3-EL MENSAJE
El ciberanticuario debería haberse callado. Me dijo que el texto de la famosa escena del brazo robótico clavando un chip en una cabeza estaba basado en hechos reales.
—¿Cómo va a haber un marcaje de la población tan bestia?
Me miraba con una cara que me hacía sentir como un ignorante.
—¿Puedo ser escéptico?
No me respondió. Me negaba a creer lo que se escenificaba en el supuesto guion. Aunque el Mundo Reserva esconde miserias e injusticias a mansalva. Clavar un filamento en el cartílago craneal para que con la edad se osifique. No sería necesario consultar en una IA para saber que vena yacía pegada por debajo del hueso en esa zona. Una zona tan delicada que lo hacía prácticamente no extraíble. Todo eso hacían del artilugio microscópico, tipo GPS antiguo, algo muy perverso. En ninguna de las Reservas en las que estuve el control fue tan indisimuladamente obsceno.
Sin que le insistiera empezó a adentrarse en una extraña historia. Dijo que halló un mensaje en una botella. Contenía un extraño código junto con los datos de unas coordenadas geográficas. Eran la latitud y longitud de una isla de lo que durante siglos se llamó Mar Mediterráneo. El hallazgo le impresionó. Correspondía a la desconocida Reserva 257. El código era la llave de recuperación de una memoria digital perdida en el ciberespacio que flotaba en la Red como si fuera basura espacial.

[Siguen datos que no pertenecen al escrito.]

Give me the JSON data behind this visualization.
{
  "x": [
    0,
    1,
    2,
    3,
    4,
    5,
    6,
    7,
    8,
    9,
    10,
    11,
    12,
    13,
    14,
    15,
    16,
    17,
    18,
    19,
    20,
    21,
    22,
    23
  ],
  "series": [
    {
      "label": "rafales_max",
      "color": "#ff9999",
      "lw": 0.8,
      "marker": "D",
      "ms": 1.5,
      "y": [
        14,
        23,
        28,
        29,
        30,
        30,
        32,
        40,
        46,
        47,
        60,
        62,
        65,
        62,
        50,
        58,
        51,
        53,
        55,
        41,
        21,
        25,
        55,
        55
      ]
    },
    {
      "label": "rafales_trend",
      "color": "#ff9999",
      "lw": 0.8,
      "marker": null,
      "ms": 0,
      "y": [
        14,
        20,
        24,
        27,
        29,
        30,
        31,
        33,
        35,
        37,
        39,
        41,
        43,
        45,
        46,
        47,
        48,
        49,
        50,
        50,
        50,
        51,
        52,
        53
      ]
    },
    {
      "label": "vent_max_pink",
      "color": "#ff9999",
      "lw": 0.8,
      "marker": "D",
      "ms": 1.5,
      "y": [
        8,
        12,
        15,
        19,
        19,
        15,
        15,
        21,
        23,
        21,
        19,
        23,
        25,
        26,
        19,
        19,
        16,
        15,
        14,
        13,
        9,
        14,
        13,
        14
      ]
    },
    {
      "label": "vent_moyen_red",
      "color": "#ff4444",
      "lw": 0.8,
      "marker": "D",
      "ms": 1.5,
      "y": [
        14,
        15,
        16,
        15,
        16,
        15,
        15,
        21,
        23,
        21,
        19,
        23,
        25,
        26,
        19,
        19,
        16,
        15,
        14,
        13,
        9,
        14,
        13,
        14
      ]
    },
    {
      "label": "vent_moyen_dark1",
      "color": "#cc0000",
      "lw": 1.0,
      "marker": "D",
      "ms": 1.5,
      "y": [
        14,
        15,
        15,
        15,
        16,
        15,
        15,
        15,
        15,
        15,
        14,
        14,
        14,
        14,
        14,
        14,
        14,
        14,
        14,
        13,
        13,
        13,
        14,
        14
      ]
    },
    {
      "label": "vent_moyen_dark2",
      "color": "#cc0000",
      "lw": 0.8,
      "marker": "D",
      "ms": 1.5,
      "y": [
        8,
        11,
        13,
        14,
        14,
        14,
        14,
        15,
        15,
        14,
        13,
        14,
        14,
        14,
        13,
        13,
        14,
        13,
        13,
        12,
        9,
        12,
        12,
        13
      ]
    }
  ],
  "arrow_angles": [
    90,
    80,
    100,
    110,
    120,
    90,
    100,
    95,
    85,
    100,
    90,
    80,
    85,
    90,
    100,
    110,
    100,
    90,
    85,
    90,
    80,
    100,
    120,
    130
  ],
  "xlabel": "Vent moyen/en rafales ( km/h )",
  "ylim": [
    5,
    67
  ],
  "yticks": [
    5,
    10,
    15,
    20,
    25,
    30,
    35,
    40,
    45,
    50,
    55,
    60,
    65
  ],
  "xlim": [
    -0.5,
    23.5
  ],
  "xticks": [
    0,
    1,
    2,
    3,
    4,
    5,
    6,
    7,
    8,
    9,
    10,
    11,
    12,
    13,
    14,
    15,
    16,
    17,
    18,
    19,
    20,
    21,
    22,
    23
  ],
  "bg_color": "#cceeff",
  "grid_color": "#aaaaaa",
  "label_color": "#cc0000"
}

Contenía el maldito texto del guion.
—Vivir en la Reserva 257 debe ser una cárcel en vida —me dijo.
No sé. «Cada lugar tiene sus defectos», pensé.
—Allí no pudieron llegar los Emancipados —añadió.
Eso me hizo sospechar que no fuera una de las Reservas malditas.
—¿No tienen religión? ¿Son unos ateos como en la Reserva 17?
—No, peor —contestó inquieto—. El Sistema lo controla todo, hasta la fecha de la muerte.
—¿Qué quieres decir con hasta la muerte?
—Lo llaman la Ida del Humo, el momento en que el Sistema te viene a buscar para eliminarte.
Me dejó apesadumbrado y tardé en reaccionar.
—Eso es una pesadilla.
—¿Habrá que hacer algo?
—A qué te refieres.
—Me desespera imaginarlo, que no puedan escaparse.
—Son centenares las Reservas…
Nunca entendí esa búsqueda de justicia altruista.
—Ya lo sé… otra lucha perdida. Pero desde que cayó el mensaje en mis manos, no vivo tranquilo.
—Es este maldito mundo.
—No saber del sufrimiento ajeno, un consuelo del autoengaño.
—¿Acaso no están por eso los muros?
—No sé cómo llegamos a esto.
—¿Importa? —Empezaba a cansarme esa conversación—¿Saberlo cambiaría en algo las cosas?
—Al menos por no repetir los desmanes de los humanos.
—Que ingenuidad. Estamos abocados a sufrir.
—Me resisto a pensarlo. A mí me basta con creer…
No quiso acabar la frase. Tampoco pude evitar preguntárselo.
—¿Confías en mí?
Me miró un instante, luego se perdió en el infinito.
—No me desagradan los emancipados.
—Lo respeto. Pero ten cuidado.
Me entregó la maldita memoria con los textos.